The film follows the archetypal pattern for Hammer horrors. The film starts off powerfully with two predominantly memorable sequences, the most sensational of which is the entrance of the diabolical Baron when he terrifies a petty thief. From there, the film moves towards the mechanics of the Baron's actions and his resolution to accomplish all that he seeks out to undertake. It is during this `mid-section' of the film that everything slows down while the emphasis is no longer on scares or action. However, through some very proficient direction from Terence Fisher the pacing and structure of this movie almost makes Frankenstein Must Be Destroyed' pre-eminent when compared to other movies of the era. Without a shadow of a doubt, Frankenstein Must Be Destroyed' should be held in the highest echelon of excellence within the Hammer family if only for its superb composition alone. The movie ends with an exhilarating climax yet the viewer could feel cheated by the abrupt nature in which the film ends. The hasty ending is one of the few faults in this movie but in retrospect serves the series well as it does leave certain questions unanswered.
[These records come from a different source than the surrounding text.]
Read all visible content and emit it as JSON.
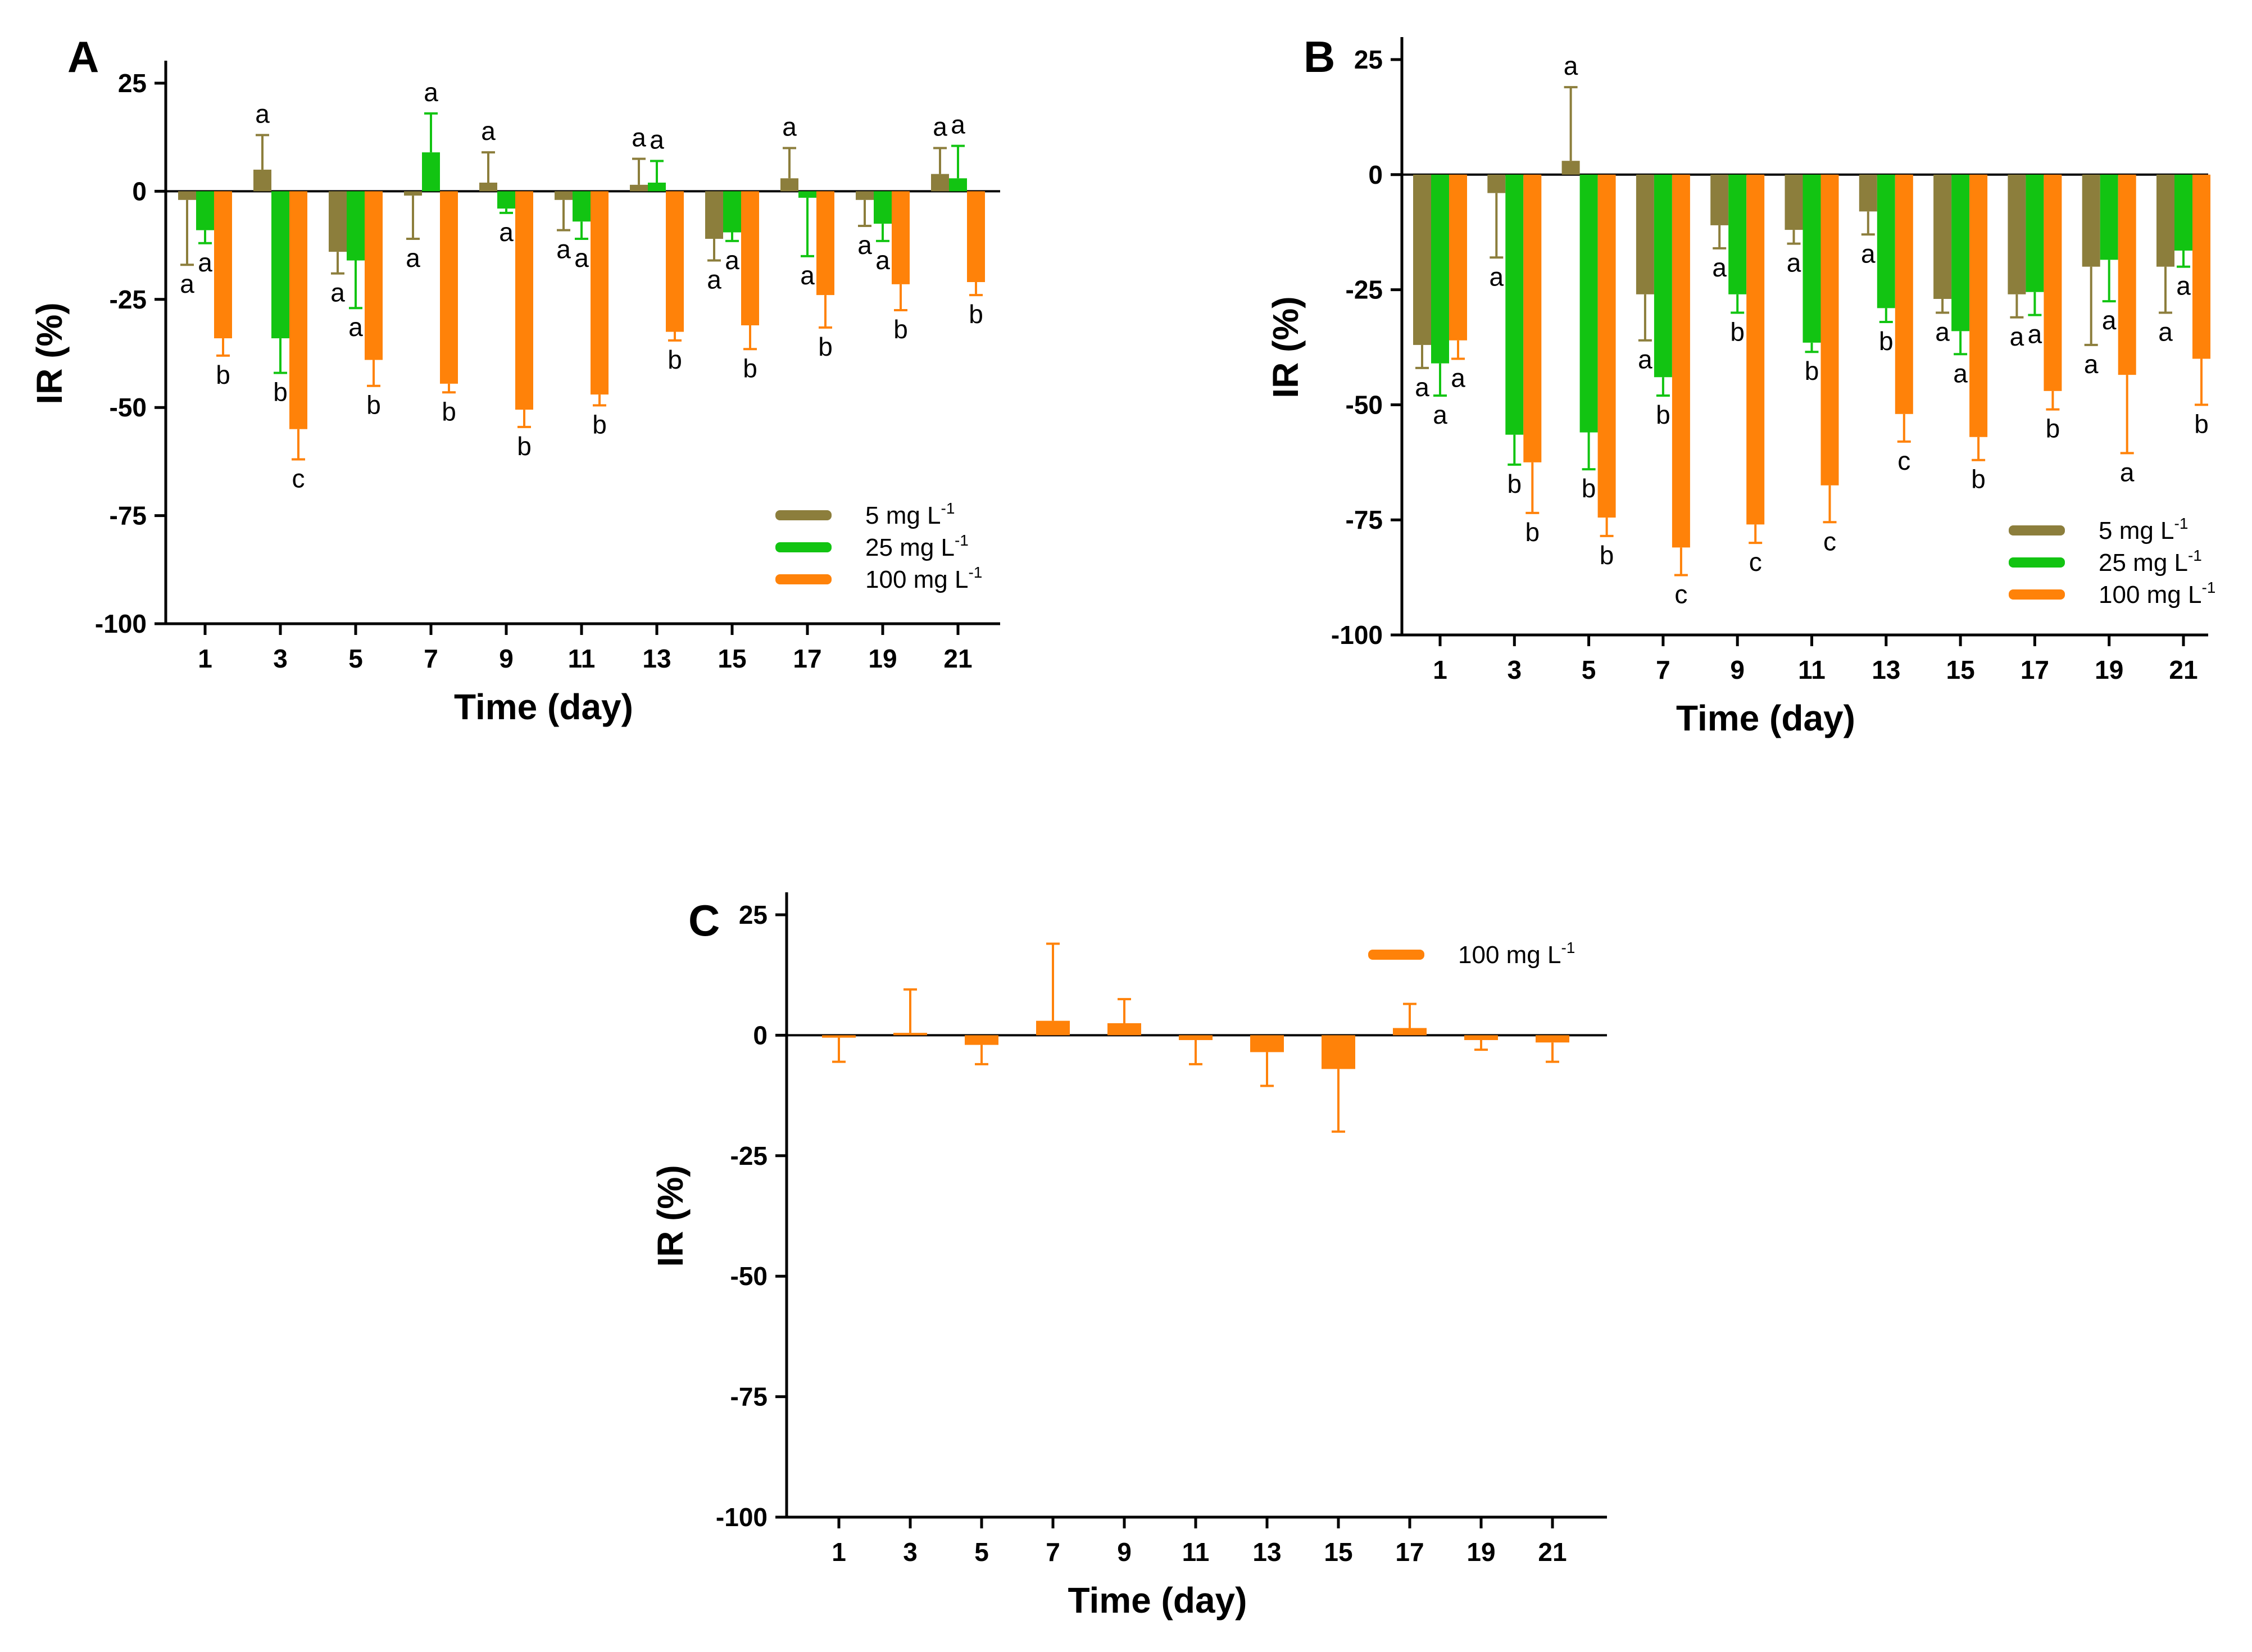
{
  "chart_data": [
    {
      "panel": "A",
      "type": "bar",
      "xlabel": "Time (day)",
      "ylabel": "IR (%)",
      "ylim": [
        -100,
        25
      ],
      "yticks": [
        "25",
        "0",
        "-25",
        "-50",
        "-75",
        "-100"
      ],
      "categories": [
        "1",
        "3",
        "5",
        "7",
        "9",
        "11",
        "13",
        "15",
        "17",
        "19",
        "21"
      ],
      "legend_position": "bottom-right",
      "series": [
        {
          "name": "5 mg L",
          "sup": "-1",
          "color": "#8c7e3c",
          "values": [
            -2,
            5,
            -14,
            -1,
            2,
            -2,
            1.5,
            -11,
            3,
            -2,
            4
          ],
          "errors": [
            15,
            8,
            5,
            10,
            7,
            7,
            6,
            5,
            7,
            6,
            6
          ],
          "labels": [
            "a",
            "a",
            "a",
            "a",
            "a",
            "a",
            "a",
            "a",
            "a",
            "a",
            "a"
          ]
        },
        {
          "name": "25 mg L",
          "sup": "-1",
          "color": "#12c412",
          "values": [
            -9,
            -34,
            -16,
            9,
            -4,
            -7,
            2,
            -9.5,
            -1.5,
            -7.5,
            3
          ],
          "errors": [
            3,
            8,
            11,
            9,
            1,
            4,
            5,
            2,
            13.5,
            4,
            7.5
          ],
          "labels": [
            "a",
            "b",
            "a",
            "a",
            "a",
            "a",
            "a",
            "a",
            "a",
            "a",
            "a"
          ]
        },
        {
          "name": "100 mg L",
          "sup": "-1",
          "color": "#ff8209",
          "values": [
            -34,
            -55,
            -39,
            -44.5,
            -50.5,
            -47,
            -32.5,
            -31,
            -24,
            -21.5,
            -21
          ],
          "errors": [
            4,
            7,
            6,
            2,
            4,
            2.5,
            2,
            5.5,
            7.5,
            6,
            3
          ],
          "labels": [
            "b",
            "c",
            "b",
            "b",
            "b",
            "b",
            "b",
            "b",
            "b",
            "b",
            "b"
          ]
        }
      ]
    },
    {
      "panel": "B",
      "type": "bar",
      "xlabel": "Time (day)",
      "ylabel": "IR (%)",
      "ylim": [
        -100,
        25
      ],
      "yticks": [
        "25",
        "0",
        "-25",
        "-50",
        "-75",
        "-100"
      ],
      "categories": [
        "1",
        "3",
        "5",
        "7",
        "9",
        "11",
        "13",
        "15",
        "17",
        "19",
        "21"
      ],
      "legend_position": "bottom-right",
      "series": [
        {
          "name": "5 mg L",
          "sup": "-1",
          "color": "#8c7e3c",
          "values": [
            -37,
            -4,
            3,
            -26,
            -11,
            -12,
            -8,
            -27,
            -26,
            -20,
            -20
          ],
          "errors": [
            5,
            14,
            16,
            10,
            5,
            3,
            5,
            3,
            5,
            17,
            10
          ],
          "labels": [
            "a",
            "a",
            "a",
            "a",
            "a",
            "a",
            "a",
            "a",
            "a",
            "a",
            "a"
          ]
        },
        {
          "name": "25 mg L",
          "sup": "-1",
          "color": "#12c412",
          "values": [
            -41,
            -56.5,
            -56,
            -44,
            -26,
            -36.5,
            -29,
            -34,
            -25.5,
            -18.5,
            -16.5
          ],
          "errors": [
            7,
            6.5,
            8,
            4,
            4,
            2,
            3,
            5,
            5,
            9,
            3.5
          ],
          "labels": [
            "a",
            "b",
            "b",
            "b",
            "b",
            "b",
            "b",
            "a",
            "a",
            "a",
            "a"
          ]
        },
        {
          "name": "100 mg L",
          "sup": "-1",
          "color": "#ff8209",
          "values": [
            -36,
            -62.5,
            -74.5,
            -81,
            -76,
            -67.5,
            -52,
            -57,
            -47,
            -43.5,
            -40
          ],
          "errors": [
            4,
            11,
            4,
            6,
            4,
            8,
            6,
            5,
            4,
            17,
            10
          ],
          "labels": [
            "a",
            "b",
            "b",
            "c",
            "c",
            "c",
            "c",
            "b",
            "b",
            "a",
            "b"
          ]
        }
      ]
    },
    {
      "panel": "C",
      "type": "bar",
      "xlabel": "Time (day)",
      "ylabel": "IR (%)",
      "ylim": [
        -100,
        25
      ],
      "yticks": [
        "25",
        "0",
        "-25",
        "-50",
        "-75",
        "-100"
      ],
      "categories": [
        "1",
        "3",
        "5",
        "7",
        "9",
        "11",
        "13",
        "15",
        "17",
        "19",
        "21"
      ],
      "legend_position": "top-right",
      "series": [
        {
          "name": "100 mg L",
          "sup": "-1",
          "color": "#ff8209",
          "values": [
            -0.5,
            0.5,
            -2,
            3,
            2.5,
            -1,
            -3.5,
            -7,
            1.5,
            -1,
            -1.5
          ],
          "errors": [
            5,
            9,
            4,
            16,
            5,
            5,
            7,
            13,
            5,
            2,
            4
          ],
          "labels": [
            "",
            "",
            "",
            "",
            "",
            "",
            "",
            "",
            "",
            "",
            ""
          ]
        }
      ]
    }
  ]
}
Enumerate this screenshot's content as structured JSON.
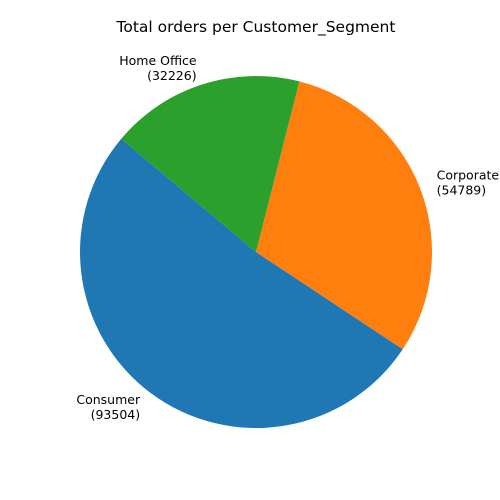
{
  "chart_data": {
    "type": "pie",
    "title": "Total orders per Customer_Segment",
    "slices": [
      {
        "label": "Consumer",
        "value": 93504,
        "value_text": "(93504)",
        "color": "#1f77b4"
      },
      {
        "label": "Corporate",
        "value": 54789,
        "value_text": "(54789)",
        "color": "#ff7f0e"
      },
      {
        "label": "Home Office",
        "value": 32226,
        "value_text": "(32226)",
        "color": "#2ca02c"
      }
    ],
    "start_angle_deg": 140,
    "direction": "counterclockwise",
    "legend": "none"
  }
}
The other faults with the movie are so intermittent that although they are noticeable, they rarely detract from the viewing experience. Having said that, there are a couple of scenes which seem to be unnecessarily prolonged which temporarily obstruct the otherwise smooth, flowing feel that the movie has. These scenes represent the very few moments where a viewer could temporarily lose their concentration on the movie. However, even considering the prolonged nature of the scenes in question, one cannot fault the pacing of the movie as Terence Fisher's direction shows impressive capability and he makes these scenes fit into the movie almost seamlessly.
Even with the sporadic lapses in quality Frankenstein Must Be Destroyed' is fundamental viewing for any serious horror movie fan. This is a movie based around great performances, stunning visuals, a haunting and atmospheric soundtrack as well as quintessential Hammer-style horror. My rating for Frankenstein Must Be Destroyed' 8/10.